A 2015 report published by the EU Commission found that the life expectancy in Germany was glaringly lower than that in other big European Union countries such as Italy, France and Spain, though it was still higher than the average life expectancy of the whole of EU. The report had some other interesting findings about health in Germany. Incidence of cardiovascular diseases had been declining since 2000 while cancer as a cause of death was on the increase. Incidence of dementia too was on the rise. The number of deaths due to Alzheimer's disease rose from 6,000 in 2000 to 35,000 in 2014.

==History==
At the end of the nineteenth century Berlin had the highest urban density of any city in Europe. Only 8% of dwellings in the city had a toilet. There were repeated outbreaks of cholera and typhus. Rudolf Virchow promoted sewage works, called Rieselfelder, after the cholera epidemic of 1868. In 1871 a smallpox epidemic killed 6478 people. Virchow estimated that 5% of the Berlin population were infected by venereal disease.

Tuberculosis was estimated to be the cause of about 15% of all deaths in Prussia in 1860.

From 1883 Otto von Bismarck introduced several items of social legislation: the Health Insurance Bill of 1883, Accident Insurance Bill of 1884, and the Old Age and Disability Insurance Bill of 1889.

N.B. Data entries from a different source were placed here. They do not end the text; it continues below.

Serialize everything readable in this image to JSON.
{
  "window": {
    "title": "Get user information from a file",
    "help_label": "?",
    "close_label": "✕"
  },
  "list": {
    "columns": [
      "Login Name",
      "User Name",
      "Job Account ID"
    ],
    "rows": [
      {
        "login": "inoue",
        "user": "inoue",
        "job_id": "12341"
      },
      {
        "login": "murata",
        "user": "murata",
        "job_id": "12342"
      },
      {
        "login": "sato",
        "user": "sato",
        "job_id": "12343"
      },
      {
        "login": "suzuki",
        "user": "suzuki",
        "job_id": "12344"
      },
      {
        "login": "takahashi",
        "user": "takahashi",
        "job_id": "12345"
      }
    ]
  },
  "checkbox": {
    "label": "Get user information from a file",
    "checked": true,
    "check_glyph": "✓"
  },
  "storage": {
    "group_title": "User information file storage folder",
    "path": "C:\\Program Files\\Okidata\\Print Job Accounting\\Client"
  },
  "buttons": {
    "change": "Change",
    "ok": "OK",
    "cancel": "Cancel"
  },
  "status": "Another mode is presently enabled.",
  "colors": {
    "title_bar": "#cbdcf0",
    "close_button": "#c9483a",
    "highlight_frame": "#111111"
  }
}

In 2014, Germany was eighth place worldwide in the number of practicing physicians, at 3.3 per 1,000 people.

==Vaccination==
In Germany, the Standing Committee on Vaccination is the federal commission responsible for recommending an immunization schedule. The Robert Koch Institute in Berlin (RKI) compiles data of immunization status upon the entry of children at school, and measures vaccine coverage of Germany at a national level. Founded in 1972, the STIKO is composed of 12–18 volunteers, appointed members by the Federal Ministry for Health for 3-year terms. The independent advisory group meets biannually to address issues pertaining to preventable infectious diseases. Although the STIKO makes recommendations, immunization in Germany is voluntary and there are no official government recommendations. German Federal States typically follow the Standing Vaccination Committee's recommendations minimally, although each state can make recommendations for their geographic jurisdiction that extends beyond the recommended list. In addition to the proposed immunization schedule for children and adults, the STIKO recommends vaccinations for occupational groups, police, travelers, and other at risk groups. Vaccinations recommendations that are issued must be in accordance with the Protection Against Infection Act (Infektionsschutzgesetz), which regulates the prevention of infectious diseases in humans. If a vaccination is recommended because of occupational risks, it must adhere to the Occupational Safety and Health Act involving Biological Agents. In the event of vaccination related injuries, federal states are responsible for monetary compensation. Germany's central government does not finance childhood immunizations, so 90% of vaccines are administered in a private physician's office and paid for through insurance. The other 10% of vaccines are provided by the states in public health clinics, schools, or day care centers by local immunization programs. Physician responsibilities concerning immunization include beginning infancy vaccination, administering booster vaccinations, maintaining medical and vaccination history, and giving information and recommendations concerning vaccines.